To assist with the increased level 3 evacuations, the Keller Ferry resumed service on July 25 from the northern launch only, and was running overnight, contrary to regular scheduling of stopping at 11:00pm.

On July 25, the fire had reached 30,000 acres, and by July 26 this number had jumped to 30,667 acres. The area of fire that burned along the Swawilla Basin was contained, and priorities shifted to structure and life protection. On July 28, the fire had reached 43,352 acres and another evacuation center was set up at the Republic Fairgrounds, and the center at Coulee Dam was closed. Containment reached 10% on the same day with major fire activity on the slope of Mount Tolman fanned by winds. Air operations were concentrated in the northeastern quadrant of the fire. Areas of the southwestern burned zone were reopened from Buffalo Lake Road to Peter Dan Road.

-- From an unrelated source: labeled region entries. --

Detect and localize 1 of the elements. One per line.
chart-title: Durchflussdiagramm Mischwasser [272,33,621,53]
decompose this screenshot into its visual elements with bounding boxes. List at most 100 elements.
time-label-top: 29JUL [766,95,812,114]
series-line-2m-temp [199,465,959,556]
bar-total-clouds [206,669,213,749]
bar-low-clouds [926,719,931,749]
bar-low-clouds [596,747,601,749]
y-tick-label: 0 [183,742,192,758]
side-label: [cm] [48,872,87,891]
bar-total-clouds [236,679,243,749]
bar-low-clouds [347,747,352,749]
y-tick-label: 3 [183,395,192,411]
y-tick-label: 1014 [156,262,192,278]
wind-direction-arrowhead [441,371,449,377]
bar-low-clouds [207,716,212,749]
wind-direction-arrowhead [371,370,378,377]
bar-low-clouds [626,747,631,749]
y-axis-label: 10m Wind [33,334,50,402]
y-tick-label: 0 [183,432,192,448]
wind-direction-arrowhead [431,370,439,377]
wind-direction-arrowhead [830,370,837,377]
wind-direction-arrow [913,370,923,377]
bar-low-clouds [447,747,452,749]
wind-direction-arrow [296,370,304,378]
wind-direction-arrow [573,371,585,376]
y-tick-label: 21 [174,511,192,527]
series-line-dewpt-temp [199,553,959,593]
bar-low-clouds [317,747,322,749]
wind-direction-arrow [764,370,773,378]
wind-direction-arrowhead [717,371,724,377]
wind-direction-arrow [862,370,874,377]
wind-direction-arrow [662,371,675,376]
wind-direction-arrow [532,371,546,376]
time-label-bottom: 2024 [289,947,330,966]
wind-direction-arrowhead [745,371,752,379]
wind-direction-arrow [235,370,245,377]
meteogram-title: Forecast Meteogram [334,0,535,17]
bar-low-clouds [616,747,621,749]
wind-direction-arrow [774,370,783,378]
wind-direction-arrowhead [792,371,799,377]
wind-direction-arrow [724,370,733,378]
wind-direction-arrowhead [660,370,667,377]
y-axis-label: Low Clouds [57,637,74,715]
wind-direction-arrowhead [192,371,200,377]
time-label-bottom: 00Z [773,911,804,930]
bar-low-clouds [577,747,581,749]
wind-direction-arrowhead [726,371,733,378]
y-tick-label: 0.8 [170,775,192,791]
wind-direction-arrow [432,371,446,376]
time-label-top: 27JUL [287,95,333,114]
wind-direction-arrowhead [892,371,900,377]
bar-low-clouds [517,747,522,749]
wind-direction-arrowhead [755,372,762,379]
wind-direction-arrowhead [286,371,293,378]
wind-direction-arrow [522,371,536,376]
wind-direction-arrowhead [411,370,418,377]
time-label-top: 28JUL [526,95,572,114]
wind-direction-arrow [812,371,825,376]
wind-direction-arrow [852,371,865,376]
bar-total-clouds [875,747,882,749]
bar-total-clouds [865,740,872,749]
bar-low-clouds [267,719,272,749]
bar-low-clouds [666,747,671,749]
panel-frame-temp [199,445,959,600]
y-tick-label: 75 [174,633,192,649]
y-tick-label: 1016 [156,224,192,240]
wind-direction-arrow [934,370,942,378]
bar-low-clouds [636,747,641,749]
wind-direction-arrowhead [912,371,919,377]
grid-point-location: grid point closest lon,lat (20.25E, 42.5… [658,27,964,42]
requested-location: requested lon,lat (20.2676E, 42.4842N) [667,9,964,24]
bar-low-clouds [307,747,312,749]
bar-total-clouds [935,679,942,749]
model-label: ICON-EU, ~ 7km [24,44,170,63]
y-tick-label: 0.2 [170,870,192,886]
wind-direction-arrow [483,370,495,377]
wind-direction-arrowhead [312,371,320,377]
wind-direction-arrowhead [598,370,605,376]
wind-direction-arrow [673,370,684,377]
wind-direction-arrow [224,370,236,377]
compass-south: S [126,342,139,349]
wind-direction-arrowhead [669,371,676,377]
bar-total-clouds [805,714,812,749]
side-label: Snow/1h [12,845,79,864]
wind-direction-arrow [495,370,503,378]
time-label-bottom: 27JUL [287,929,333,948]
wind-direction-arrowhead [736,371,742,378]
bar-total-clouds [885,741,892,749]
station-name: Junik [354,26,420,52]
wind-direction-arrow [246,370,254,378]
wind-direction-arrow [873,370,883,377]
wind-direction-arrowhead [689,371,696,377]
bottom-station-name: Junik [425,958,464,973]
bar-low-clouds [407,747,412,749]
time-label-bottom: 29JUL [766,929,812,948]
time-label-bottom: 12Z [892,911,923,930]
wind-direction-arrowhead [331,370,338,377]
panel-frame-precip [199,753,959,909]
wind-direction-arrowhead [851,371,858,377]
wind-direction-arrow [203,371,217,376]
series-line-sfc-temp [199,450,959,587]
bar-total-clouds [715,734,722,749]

On July 30, firefighters had established fire lines in and around Keller to protect structures, however the level 3 evacuation notice was extended north to Cache Creek Road and east across the Sanpoil River "mouth" to areas of the eastern shore of the mouth. The Peter Dan/Manilla Creek Road corridor and then Highway 21 south to the ferry landing were transitioned to level to for residential use. The evacuation shelters had been updated again, with human shelter only available at the Republic Fairgrounds, but livestock shelters were open at the rodeo grounds in both Grand Coulee and Nespelem. As work on the Bridge Creek Fire transitioned towards mop-up work, the transition of teams and resources to the Swawilla fire started. Fire teams patrolled containment lines around Keller, and along Highway 21 performing controlled burns to reduce fuel pockets and strengthen the fire perimeter in preparation for increasing fire weather conditions forecast for coming days. Unmanned aerial vehicle systems were on night operations were used for remote controlled ignition of burns along the Mount Tolman fire lines. By August 2, the fire had reached 50,012 acres in size while being 65% contained, and with the Bridge Creek Fire at 90% containment more teams were transferred south to the Swawilla. The Republic fairgrounds transitioned to sheltering livestock and animals while taking no more evacuees. By August 3, the fire had reached 53,343 acres, but fire line construction and cooperative weather conditions allowed for the evacuation levels in a number of sections to be reduced to 2. Notably the Highway 21 corridor, Keller and the immediate vicinity, and the region between the Columbia and Manilla Creek/Peter Day Road. The eastern shore areas of the Sanpoil River mouth effected by evacuation notice were dropped down to level 1 notice, as was the area between Buffalo Lake and the Columbia north of Elmer City. The resources allocated to the fire as of August 3 included 685 personnel including 11 fire crews, 51 fire engines, and two Type 2 helicopters.

=== Incorrect damage statement ===
An incorrect news story by 560 KPQ 101.7 asserted the fire to have destroyed 28 structures as of August 1. This number was disputed by InciWeb command late on August 1.